Rshermr
VIP Member
Never has, which is why you get no meaningful replies In an economy with low aggregate demand, you will always have high unemployment. Dropping tax rates will do little to impact demand as Reagan's team found in 1981-1982.Yawn, 2 pages and not one direct answer.
Danielpalos - Brilliant point. That's why Buffalo NY is such a hot bed of entrepreneurial growth - an abundant supply of empty factories.
Edwardbai - incorrect in regards to small/mid entrepreneur owned mfg companies in the last several years.
Bodicka - nice personal attack
Toro - Thank you for the attempt but I think you resorted to extremes to make a point. If you used a 100% tax versus zero your point would be even stronger. Kidding aside, your response is well reasoned and thought out which is what I was looking for - thanks.
Since Reagan I've bought into this conservative dogma almost like religion but more and more have been scratching my head trying to understand just how it makes sense. I can come up with a convoluted explanation but nothing that makes real sense.
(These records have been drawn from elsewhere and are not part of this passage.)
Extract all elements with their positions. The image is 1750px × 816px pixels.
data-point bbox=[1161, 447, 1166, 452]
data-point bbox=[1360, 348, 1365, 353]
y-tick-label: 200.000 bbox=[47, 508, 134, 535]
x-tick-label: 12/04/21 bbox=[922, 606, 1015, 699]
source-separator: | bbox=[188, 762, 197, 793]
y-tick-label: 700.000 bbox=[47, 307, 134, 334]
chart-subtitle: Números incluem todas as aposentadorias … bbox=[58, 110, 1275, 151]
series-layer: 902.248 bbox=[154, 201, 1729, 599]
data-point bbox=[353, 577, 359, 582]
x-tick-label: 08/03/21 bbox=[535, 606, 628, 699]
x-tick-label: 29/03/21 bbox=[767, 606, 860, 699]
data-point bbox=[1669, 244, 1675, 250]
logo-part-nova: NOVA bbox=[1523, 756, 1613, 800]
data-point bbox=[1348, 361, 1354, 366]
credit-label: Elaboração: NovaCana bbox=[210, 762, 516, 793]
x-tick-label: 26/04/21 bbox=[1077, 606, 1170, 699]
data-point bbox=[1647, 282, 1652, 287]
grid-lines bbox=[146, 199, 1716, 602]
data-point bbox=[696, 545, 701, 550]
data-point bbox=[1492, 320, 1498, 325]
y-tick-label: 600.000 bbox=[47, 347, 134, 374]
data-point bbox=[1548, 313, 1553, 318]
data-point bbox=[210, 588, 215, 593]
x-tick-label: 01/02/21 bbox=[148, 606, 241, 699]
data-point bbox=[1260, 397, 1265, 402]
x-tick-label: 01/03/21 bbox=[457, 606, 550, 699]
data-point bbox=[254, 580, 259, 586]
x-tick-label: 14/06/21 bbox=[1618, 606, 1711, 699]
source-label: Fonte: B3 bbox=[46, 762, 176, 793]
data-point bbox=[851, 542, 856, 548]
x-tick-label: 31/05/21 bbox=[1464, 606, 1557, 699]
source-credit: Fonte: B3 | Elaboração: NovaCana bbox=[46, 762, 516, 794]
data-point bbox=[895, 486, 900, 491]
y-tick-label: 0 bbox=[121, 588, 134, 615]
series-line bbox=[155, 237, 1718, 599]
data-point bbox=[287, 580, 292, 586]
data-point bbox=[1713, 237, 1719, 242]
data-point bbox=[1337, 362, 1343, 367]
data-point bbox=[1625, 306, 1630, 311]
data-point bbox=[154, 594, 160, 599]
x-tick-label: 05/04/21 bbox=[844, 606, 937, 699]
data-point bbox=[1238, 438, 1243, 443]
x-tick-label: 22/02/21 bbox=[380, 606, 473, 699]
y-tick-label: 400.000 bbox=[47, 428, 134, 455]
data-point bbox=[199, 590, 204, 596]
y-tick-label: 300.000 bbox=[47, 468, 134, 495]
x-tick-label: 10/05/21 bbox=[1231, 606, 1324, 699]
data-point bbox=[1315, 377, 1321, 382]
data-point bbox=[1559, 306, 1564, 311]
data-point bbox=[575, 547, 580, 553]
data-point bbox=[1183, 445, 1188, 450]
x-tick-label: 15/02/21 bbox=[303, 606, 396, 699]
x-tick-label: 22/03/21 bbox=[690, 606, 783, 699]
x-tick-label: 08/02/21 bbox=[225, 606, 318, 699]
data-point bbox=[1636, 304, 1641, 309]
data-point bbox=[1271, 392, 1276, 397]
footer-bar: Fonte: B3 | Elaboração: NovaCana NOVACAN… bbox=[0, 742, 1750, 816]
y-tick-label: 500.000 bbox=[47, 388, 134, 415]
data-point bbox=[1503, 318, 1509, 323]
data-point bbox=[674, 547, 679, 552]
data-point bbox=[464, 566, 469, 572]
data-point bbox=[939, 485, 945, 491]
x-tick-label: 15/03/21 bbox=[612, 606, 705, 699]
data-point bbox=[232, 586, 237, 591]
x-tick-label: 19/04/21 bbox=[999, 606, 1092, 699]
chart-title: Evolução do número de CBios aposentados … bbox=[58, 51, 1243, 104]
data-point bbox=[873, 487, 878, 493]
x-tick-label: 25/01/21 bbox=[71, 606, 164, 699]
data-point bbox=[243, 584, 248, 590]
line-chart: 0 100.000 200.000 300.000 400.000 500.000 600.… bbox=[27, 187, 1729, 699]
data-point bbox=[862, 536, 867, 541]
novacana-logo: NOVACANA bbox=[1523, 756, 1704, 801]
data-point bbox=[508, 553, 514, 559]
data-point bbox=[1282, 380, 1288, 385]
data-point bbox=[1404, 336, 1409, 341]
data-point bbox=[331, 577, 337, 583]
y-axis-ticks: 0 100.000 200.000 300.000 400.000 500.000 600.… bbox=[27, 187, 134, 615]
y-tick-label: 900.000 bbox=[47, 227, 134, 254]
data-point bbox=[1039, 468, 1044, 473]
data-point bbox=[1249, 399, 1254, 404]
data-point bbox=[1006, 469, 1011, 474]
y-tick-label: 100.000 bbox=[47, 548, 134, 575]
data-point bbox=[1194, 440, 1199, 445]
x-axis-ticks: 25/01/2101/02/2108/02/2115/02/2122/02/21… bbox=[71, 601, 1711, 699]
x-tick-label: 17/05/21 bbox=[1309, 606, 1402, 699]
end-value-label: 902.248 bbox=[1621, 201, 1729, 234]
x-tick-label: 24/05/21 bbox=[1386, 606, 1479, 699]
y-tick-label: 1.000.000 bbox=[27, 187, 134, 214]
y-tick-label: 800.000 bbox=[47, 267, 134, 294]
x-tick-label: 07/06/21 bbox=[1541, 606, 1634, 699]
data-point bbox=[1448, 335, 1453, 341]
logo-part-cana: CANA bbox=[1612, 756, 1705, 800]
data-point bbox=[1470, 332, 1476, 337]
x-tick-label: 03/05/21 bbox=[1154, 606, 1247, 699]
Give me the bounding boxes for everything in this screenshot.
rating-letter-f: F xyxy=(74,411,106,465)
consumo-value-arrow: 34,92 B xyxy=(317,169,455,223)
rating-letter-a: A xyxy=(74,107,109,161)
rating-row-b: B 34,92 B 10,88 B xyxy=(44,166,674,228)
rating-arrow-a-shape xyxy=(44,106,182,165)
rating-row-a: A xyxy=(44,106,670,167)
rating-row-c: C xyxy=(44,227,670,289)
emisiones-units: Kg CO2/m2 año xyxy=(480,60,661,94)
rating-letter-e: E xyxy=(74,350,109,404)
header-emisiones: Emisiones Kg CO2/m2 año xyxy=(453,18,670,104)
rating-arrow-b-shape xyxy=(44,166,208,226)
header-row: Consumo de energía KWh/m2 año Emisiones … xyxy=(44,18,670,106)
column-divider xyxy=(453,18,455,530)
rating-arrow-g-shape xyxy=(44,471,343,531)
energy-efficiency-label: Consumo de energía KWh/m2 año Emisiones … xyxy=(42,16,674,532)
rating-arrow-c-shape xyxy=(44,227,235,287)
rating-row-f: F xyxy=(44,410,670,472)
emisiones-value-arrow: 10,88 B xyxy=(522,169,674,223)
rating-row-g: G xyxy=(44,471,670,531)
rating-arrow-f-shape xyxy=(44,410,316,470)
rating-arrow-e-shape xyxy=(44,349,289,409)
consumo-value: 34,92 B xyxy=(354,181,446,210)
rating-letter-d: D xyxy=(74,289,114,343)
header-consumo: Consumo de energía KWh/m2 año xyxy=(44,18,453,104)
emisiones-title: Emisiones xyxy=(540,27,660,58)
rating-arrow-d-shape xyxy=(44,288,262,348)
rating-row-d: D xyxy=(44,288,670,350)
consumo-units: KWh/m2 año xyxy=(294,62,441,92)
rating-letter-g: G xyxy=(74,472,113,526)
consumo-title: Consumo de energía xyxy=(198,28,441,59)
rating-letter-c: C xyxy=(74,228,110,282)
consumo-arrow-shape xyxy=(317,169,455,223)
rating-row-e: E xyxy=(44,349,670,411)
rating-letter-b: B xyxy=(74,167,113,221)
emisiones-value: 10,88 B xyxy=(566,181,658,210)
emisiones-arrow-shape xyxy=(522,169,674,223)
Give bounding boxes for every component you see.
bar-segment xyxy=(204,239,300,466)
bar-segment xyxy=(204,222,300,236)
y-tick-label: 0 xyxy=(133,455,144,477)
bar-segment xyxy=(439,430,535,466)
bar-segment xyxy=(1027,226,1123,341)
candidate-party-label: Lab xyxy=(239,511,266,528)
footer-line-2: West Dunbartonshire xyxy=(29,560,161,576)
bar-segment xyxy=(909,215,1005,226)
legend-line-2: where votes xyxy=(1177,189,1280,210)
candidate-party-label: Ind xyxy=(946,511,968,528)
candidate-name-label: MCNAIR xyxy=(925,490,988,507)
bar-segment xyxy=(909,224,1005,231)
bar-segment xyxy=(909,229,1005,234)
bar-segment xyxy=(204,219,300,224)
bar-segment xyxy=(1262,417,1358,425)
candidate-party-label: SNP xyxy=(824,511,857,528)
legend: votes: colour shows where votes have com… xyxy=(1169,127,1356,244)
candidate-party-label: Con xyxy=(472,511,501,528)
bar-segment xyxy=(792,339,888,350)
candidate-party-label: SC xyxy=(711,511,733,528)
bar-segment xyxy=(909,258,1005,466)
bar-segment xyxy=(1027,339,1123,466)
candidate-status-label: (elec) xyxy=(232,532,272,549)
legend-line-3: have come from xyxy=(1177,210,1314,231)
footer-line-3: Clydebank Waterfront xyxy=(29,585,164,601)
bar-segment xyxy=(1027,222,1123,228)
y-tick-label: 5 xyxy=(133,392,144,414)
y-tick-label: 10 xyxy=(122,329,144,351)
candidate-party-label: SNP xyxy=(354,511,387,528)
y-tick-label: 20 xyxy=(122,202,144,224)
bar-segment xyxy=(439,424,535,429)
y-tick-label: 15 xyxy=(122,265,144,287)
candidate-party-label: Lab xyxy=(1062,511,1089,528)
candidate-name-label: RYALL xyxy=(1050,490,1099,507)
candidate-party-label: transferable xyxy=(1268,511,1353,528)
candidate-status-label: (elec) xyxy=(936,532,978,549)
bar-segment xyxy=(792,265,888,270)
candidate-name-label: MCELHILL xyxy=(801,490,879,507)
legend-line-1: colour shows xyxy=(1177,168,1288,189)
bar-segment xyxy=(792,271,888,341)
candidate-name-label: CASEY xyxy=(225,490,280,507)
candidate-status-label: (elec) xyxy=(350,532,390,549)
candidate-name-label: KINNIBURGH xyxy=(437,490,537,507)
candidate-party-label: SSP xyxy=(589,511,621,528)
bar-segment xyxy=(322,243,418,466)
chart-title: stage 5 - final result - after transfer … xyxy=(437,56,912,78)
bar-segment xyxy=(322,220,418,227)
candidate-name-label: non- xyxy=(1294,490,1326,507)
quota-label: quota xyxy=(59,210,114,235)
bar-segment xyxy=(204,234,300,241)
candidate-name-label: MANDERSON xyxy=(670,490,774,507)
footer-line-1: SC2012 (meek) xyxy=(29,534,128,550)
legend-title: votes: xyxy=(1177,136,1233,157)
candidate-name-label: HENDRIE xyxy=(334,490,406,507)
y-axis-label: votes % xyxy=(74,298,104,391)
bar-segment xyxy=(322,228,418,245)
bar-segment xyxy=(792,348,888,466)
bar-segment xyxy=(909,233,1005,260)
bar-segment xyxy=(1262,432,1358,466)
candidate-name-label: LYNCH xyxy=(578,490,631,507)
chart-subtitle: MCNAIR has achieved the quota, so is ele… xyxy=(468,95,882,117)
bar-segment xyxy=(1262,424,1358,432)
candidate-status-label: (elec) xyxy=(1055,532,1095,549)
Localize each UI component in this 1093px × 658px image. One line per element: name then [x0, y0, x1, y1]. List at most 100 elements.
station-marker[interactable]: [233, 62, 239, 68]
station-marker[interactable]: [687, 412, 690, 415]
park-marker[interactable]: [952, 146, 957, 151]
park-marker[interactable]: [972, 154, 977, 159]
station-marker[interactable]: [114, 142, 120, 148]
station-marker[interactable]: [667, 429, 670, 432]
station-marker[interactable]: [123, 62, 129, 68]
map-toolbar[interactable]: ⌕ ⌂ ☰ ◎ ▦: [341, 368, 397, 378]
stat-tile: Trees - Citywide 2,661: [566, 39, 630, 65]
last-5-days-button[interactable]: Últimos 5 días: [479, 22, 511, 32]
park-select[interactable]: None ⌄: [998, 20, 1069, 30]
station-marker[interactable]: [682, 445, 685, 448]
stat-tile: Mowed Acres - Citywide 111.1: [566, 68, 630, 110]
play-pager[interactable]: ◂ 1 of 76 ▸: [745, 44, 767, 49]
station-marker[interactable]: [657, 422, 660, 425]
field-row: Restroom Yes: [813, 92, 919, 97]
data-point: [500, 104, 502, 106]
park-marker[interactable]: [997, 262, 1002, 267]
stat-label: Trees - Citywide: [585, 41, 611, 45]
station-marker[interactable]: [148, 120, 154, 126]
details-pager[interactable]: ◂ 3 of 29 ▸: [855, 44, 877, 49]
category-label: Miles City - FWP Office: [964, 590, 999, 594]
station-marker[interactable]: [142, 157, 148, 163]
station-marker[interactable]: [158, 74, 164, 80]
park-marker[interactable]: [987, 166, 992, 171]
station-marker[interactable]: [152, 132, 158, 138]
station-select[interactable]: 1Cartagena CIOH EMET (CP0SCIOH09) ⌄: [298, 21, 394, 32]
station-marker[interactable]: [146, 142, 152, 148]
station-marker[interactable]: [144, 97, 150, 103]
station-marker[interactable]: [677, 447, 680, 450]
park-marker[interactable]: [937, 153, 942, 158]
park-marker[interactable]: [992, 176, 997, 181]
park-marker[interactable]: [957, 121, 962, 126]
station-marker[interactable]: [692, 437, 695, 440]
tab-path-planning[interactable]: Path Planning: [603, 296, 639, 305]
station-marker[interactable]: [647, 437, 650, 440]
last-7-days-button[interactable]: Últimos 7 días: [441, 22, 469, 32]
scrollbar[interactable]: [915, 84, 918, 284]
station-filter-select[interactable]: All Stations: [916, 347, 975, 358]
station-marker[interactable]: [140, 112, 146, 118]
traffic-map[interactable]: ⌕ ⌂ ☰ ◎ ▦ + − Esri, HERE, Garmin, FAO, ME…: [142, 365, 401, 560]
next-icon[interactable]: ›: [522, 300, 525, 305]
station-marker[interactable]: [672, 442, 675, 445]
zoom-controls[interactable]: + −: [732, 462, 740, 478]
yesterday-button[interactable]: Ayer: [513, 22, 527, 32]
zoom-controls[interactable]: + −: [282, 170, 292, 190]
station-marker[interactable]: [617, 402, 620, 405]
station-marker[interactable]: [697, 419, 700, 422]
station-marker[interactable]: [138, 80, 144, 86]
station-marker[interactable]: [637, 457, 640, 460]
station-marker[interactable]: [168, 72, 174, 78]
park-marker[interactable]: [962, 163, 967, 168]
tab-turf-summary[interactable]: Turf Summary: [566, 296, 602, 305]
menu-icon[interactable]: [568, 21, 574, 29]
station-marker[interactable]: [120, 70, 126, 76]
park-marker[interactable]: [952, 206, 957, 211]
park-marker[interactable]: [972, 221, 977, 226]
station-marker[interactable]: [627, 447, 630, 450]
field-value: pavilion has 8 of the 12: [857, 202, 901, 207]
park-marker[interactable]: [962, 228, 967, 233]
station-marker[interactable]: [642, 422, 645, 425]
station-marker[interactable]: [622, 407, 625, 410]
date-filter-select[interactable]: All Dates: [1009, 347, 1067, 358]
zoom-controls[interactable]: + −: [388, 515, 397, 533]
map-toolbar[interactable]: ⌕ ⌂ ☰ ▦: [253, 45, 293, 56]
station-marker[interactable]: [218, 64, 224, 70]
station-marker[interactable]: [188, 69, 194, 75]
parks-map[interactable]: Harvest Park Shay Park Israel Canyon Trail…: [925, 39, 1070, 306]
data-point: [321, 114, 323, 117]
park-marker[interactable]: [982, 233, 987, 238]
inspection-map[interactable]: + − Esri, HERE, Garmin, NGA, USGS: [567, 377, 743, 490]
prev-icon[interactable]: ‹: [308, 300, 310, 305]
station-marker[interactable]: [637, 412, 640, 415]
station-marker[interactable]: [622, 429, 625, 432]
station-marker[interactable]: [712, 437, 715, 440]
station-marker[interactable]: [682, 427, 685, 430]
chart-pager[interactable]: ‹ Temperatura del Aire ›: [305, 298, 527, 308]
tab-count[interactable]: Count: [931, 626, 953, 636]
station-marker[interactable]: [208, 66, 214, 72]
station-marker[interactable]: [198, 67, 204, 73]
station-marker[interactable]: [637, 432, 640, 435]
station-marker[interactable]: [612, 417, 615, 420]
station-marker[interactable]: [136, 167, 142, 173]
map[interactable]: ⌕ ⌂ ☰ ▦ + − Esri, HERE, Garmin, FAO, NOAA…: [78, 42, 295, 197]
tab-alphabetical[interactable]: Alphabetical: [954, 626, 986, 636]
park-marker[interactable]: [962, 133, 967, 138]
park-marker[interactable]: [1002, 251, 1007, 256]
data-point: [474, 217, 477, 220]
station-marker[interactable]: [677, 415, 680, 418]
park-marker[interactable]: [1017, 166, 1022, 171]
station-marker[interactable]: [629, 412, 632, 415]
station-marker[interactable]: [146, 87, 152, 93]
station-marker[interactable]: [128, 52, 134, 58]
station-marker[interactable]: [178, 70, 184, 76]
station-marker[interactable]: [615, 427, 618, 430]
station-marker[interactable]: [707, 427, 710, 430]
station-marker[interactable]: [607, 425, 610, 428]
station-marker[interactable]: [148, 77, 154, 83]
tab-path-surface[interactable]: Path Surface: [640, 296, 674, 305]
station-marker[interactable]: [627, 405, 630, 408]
I do believe that supply side infrastructure investment should happen but don't see the benefit (other than me personally) for business supply side tax cuts.
SERIOUSLY, I want to believe this but can't find a way - and can't find anyone to show me how it makes sense.
So, here we go; $10M revenue, employ 100 people, 5% ebitda and let's say $300k net income. An average successful US mfg company. Let's say I use good tax planning and work my taxable income down to $200,000. 40% of that is $80,000 in taxes. The most these taxes could go up or down (politically) are 10% of rate (so 4% which means we have $8,000 at play). Liberals scream to see it higher out of success-envy or something equally evil. Conservatives scream it will kill the economy, muslim socialist foreign born President, etc.
So, if I had that $8,000 - would I hire anyone new - no. Okay, let's multiply this by 10X to give us a decent number. $100M revenue, 1,000 employees, I keep $1.6M and tax cut could put an extra $80,000 in my pocket.
First off, the economy is under-demand and over-supply so in general there is no net need for new productive capacity.
But, let's say my business was growing beyond productive capacity;
- Would I invest in new equipment? Maybe. Some would but they would do it with pre-tax income first, debt second, earnings (the $1.6M) third and reduced-tax 'bonus' income fourth.
If US businesses were growing SO fast to outstrip the funding ability of pre-tax, debt and income - then Yes, makes sense (and affordable to US Treasury). But that's not the case.
So, please, "how would a cut in corporate income taxes stimulate growth in our low-demand/over-supply economy?"
A deep and appreciative Thank You for serious replies.